Description
Job Title: Senior Member of Technical Staff (SMTS) - Site Reliability Engineer (Cloud Automation)
Location: New York, NY; San Francisco, CA
About the Team
The Cloud Platform Engineering team builds and operates the highly available, active-active mission-critical infrastructure that powers Salesforce at scale. We treat the internal cloud as a product designed to maximize developer velocity through automation-first thinking and a strict "No Ticket-Ops" philosophy. We are defining the next generation of platform engineering by running a LEAN, innovative team that leverages AI as much as humanly possible. By integrating AI agents directly into our GitOps workflows and our enterprise WorkOS (Slack), we aim to build a smart, secure platform that our internal developers love.
The Shared Team DNA
While every member of our team has a distinct focus area, we are all "T-shaped" engineers who learn from one another. Regardless of your title, you must share our collective passion for:
Customer Focus: Treating internal developers as our primary customers and prioritizing their velocity and user experience.

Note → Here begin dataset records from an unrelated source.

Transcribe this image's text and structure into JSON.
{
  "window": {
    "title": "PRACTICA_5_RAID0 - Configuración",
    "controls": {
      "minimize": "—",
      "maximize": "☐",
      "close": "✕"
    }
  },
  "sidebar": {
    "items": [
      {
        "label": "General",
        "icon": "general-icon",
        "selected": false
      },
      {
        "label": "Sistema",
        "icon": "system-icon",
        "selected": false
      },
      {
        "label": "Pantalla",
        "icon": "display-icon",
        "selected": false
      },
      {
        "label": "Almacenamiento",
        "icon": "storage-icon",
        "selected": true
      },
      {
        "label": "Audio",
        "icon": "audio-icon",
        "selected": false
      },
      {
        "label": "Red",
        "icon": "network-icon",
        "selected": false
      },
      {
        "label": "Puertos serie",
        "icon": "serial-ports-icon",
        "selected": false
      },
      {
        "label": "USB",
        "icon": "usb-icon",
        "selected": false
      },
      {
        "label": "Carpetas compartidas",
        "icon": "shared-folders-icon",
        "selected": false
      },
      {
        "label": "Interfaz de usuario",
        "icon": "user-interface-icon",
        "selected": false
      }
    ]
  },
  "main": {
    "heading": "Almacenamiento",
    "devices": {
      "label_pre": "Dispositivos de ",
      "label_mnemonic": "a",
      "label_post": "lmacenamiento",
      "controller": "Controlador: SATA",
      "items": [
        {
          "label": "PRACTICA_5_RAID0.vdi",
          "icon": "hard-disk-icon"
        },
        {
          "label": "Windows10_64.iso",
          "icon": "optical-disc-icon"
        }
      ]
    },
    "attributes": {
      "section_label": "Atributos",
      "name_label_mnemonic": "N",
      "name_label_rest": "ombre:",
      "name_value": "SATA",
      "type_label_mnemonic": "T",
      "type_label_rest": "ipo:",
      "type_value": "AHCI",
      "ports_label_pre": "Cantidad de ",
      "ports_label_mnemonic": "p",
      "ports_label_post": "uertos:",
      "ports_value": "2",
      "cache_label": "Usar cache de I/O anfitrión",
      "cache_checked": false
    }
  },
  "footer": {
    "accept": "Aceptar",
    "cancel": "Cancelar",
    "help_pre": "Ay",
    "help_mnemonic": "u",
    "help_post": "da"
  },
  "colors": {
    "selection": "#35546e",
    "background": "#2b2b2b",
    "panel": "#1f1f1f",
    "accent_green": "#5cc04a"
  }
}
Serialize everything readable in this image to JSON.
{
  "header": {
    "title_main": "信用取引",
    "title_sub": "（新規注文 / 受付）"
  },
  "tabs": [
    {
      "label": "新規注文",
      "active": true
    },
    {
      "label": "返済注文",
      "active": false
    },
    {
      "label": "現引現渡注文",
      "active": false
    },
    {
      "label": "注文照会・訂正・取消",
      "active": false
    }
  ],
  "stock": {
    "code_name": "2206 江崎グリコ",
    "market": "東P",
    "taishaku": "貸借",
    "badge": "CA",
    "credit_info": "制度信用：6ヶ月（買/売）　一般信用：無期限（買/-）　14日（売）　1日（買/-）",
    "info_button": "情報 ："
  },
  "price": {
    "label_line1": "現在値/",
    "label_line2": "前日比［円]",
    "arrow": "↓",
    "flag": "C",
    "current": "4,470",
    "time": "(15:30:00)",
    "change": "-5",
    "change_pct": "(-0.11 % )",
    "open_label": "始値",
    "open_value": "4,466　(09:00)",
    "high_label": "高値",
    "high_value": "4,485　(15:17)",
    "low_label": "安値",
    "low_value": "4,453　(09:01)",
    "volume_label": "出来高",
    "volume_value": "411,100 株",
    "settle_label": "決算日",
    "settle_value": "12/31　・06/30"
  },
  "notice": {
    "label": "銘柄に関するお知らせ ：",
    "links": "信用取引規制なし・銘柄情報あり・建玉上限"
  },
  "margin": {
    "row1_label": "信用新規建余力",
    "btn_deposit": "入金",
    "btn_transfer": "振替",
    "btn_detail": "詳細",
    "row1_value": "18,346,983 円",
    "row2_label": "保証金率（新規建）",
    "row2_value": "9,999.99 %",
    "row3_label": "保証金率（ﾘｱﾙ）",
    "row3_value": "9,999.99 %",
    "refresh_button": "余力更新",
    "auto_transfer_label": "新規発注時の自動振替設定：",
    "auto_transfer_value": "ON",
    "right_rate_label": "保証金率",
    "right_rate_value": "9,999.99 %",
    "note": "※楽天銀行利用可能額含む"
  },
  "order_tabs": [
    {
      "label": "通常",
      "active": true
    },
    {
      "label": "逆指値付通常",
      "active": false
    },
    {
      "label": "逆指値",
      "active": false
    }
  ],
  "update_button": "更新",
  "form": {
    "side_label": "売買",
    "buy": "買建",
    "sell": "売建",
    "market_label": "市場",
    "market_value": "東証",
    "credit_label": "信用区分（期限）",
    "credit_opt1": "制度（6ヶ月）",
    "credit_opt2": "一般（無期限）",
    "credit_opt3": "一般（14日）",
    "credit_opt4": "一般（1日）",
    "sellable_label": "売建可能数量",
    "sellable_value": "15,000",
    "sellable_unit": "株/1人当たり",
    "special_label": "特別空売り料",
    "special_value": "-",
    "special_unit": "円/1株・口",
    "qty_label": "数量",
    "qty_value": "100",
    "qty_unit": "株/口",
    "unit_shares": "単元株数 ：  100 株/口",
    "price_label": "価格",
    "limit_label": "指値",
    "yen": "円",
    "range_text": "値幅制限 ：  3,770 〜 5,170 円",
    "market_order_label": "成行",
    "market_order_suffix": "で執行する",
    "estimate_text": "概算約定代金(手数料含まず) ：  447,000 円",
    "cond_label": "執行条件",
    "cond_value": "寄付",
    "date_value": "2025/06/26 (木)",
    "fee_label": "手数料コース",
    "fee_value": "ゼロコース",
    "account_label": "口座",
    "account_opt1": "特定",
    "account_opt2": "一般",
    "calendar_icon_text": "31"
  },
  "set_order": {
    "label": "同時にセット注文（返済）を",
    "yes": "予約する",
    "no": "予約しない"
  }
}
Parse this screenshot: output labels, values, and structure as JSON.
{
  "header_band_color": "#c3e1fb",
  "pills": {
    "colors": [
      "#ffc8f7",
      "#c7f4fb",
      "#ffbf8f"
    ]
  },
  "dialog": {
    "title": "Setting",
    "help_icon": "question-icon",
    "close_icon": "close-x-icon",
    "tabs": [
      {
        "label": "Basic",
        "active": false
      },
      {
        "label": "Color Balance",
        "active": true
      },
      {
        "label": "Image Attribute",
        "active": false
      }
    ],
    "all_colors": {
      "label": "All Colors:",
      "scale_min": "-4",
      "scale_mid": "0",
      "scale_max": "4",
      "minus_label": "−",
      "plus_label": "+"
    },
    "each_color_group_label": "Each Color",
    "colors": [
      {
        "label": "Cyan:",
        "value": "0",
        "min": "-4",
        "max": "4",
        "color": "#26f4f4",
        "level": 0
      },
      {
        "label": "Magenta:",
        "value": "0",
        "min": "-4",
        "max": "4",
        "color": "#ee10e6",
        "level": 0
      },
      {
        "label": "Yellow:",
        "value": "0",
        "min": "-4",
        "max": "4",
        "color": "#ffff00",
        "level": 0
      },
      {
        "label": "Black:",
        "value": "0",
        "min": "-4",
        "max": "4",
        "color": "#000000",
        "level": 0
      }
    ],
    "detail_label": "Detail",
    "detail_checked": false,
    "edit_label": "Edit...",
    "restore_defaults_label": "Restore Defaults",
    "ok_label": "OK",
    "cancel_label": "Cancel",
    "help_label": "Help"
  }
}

Automation: Eradicating manual toil and "ticket-ops" via GitOps and AI-augmented workflows.
Security: Believing that security should be "shifted left" and built into the code, not bolted on as an afterthought.
SRE Mindset: Engineering for failure, prioritizing self-healing systems, and maintaining a 99.999% availability standard.
Observability: Relying on telemetry, centralized logging, and ChatOps to proactively identify and resolve issues.
About the Role
While the Architect determines how our platform should be designed, you are the engineer who actually builds the cloud infrastructure engine. As a Senior SRE focusing on Cloud Automation, you will partner closely with our enterprise CI/CD teams to seamlessly integrate our platform's capabilities into the developer workflow. You are responsible for building the infrastructure vending machines and the enterprise-grade infrastructure-as-code (IaC) modules that abstract away cloud complexity. You will empower internal developers to provision secure, compliant environments in minutes via self-service ChatOps workflows.
Your Impact - Responsibilities
The Vending Machine: Build, maintain, and scale the automated provisioning workflows that orchestrate the creation of new, fully governed multi-account cloud environments.
"Golden Modules": Author, test, and maintain a library of pre-approved Infrastructure-as-Code templates that internal developers will consume. Ensure these modules enforce our strictest standards by default.
Shift-Left Integrations: Partner with the enterprise CI/CD team to plug our platform's automated security scanning, Policy-as-Code evaluations, and cost-estimation checks directly into the developer's Pull Request process.
Resilience & Observability: Implement data-plane-driven automated failover mechanisms, and develop integrations that connect our provisioning tools to our enterprise WorkOS (Slack) for real-time operational intelligence.
Minimum Qualifications
Bachelor's degree in Computer Science, Computer Engineering, Software Engineering or relevant work experience
7+ years of software engineering or Site Reliability Engineering experience in large-scale cloud environments.
Expert-level proficiency in Infrastructure-as-Code (strictly Terraform) and managing state in highly distributed architectures.
Strong programming skills in Python, Go, or similar languages used for building automation tooling and API integrations.
Proven experience operating multi-region, active-active cloud environments and implementing automated disaster recovery tests.
Deep understanding of GitOps workflows and integrating infrastructure guardrails into existing enterprise CI/CD pipelines.
*LI-Y
For roles in San Francisco and Los Angeles: Pursuant to the San Francisco Fair Chance Ordinance and the Los Angeles Fair Chance Initiative for Hiring, Salesforce will consider for employment qualified applicants with arrest and conviction records.